La manina del Cavaliere spunta nell’articolo di Peter Gomez, sullo stesso quotidiano. Il filone è un sempreverde della dietrologia di sinistra: niente è mai come sembra, c’è sempre un livello superiore su cui indagare. Pensavate che i protagonisti di questa storiaccia fossero un governatore molto arrapato e un po’ pirla, un trans, un pusher e quattro carabinieri ansiosi di soldi? Troppo facile. Affamati di teorie cospiratorie, ecco pane per i vostri denti: «Il ricatto a Marrazzo assume dei contorni diversi dalla semplice storia di quattro carabinieri “mele marce” che tentano di estorcere denaro al governatore di centrosinistra dopo averlo sorpreso insieme a un viado. Se lo scopo dei militari infedeli, subito arrestati dai loro colleghi, era solo quello di far soldi, perché il filmato è stato immediatamente proposto a consulenti di politici e pure a dei giornali?». Chi ha letto le carte, la risposta la sa già: sempre per fare soldi, visto che il filmettino era in vendita e non veniva certo regalato. Ma il nostro finge di non saperlo. Deve insinuare l’esistenza dell’immancabile secondo livello, quello politico. Che si sarebbe mosso su indicazione di Berlusconi. Il quale, dopo essere stato attaccato da Repubblica, aveva detto infatti - ecco qui la prova schiacciante sfoderata da Gomez - che c’era il rischio di un «imbarbarimento» della vita politica. Puntualmente avvenuto. Facile, no?

Stessa sindrome che colpisce il Manifesto: i quattro carabinieri “mele marce”? Troppo comodo, sibila Norma Rangeri: «Difficile crederlo quando nella trappola non è una persona qualunque ma un politico di prima fila. Non erano i soldi l’obiettivo principale, ma il killeraggio di un uomo politico». Quali elementi abbia per scrivere che i quattro carabinieri arrestati lavoravano per conto di qualche potere nascosto non si sa, ma pazienza. A questo punto tutto torna: Marrazzo è la povera vittima ingenua; il colpevole , tanto per cambiare, sta ad Arcore, o comunque è a Berlusconi che in qualche modo risponde. Manca solo il terzo livello, quello con Licio Gelli e i servizi segreti deviati, ma si capisce che è questione di ore. Nell’attesa, ci si può consolare con i servizietti deviati.

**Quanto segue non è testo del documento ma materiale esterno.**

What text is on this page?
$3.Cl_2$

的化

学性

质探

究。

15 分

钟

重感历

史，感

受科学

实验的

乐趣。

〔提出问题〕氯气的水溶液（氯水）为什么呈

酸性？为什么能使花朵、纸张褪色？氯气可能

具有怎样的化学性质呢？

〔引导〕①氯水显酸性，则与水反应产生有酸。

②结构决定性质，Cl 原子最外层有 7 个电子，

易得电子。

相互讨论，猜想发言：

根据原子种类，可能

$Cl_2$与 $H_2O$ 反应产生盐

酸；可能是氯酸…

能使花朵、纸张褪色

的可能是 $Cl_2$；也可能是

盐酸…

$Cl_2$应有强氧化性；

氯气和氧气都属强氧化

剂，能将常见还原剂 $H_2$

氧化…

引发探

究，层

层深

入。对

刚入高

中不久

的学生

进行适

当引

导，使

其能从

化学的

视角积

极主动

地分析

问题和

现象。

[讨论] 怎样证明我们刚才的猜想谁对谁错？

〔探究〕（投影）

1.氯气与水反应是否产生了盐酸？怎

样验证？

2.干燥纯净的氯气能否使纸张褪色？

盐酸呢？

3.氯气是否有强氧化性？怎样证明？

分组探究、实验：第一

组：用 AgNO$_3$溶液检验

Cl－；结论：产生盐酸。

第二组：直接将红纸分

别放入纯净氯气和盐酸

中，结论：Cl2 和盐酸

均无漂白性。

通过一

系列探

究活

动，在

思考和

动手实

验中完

Nemmeno Giuseppe Davanzo, su Repubblica, si spinge a tanto. Chi spara da mesi su Berlusconi mica si può sputtanare a sua volta per un Marrazzo qualsiasi. Così l’autore delle dieci domande al premier si limita a dire che «da almeno un mese c’era chi, prossimo al governo, sapeva del guaio in cui s’era cacciato Marrazzo». Anche se, avverte tirando il freno a mano, «questo non vuol dire che ci sia stato qualcuno nell’esecutivo a pilotare lo scandalo contro il governatore». Insomma, forse Berlusconi c’entra qualcosa, ma forse no. Di sicuro c’è solo che «l’affare appare più fangoso di quanto dica la ricostruzione ufficiale». I lettori di Repubblica, per stavolta, devono accontentarsi.

Nessuno, però, sembra interessato alle più ovvie delle domande. A Berlusconi, che non risulta aver pagato chicchessia né aver sedotto minorenni, viene chiesto ogni giorno, da mesi, se sia ricattabile per la sua vita privata. Marrazzo guida una regione con un budget di 23 miliardi di euro. Sino a due giorni fa è stato sotto ricatto per un filmino che lo ritraeva seminudo nella casa di un viado, vicino a una sospetta polvere bianca. Da lui, allora, sarebbe interessante sapere altre cose. Prime tra tutte: questo ricatto ha influito solo sulla sua vita privata o anche sulla sua attività di amministratore pubblico? A quali compromessi è stato costretto? Perché non ha mai denunciato i suoi ricattatori? Ma sono domande da «guerra lercia», e infatti il giornalismo democratico e bene educato non ha alcuna intenzione di porle.

© Libero. Pubblicato il 25 ottobre 2009.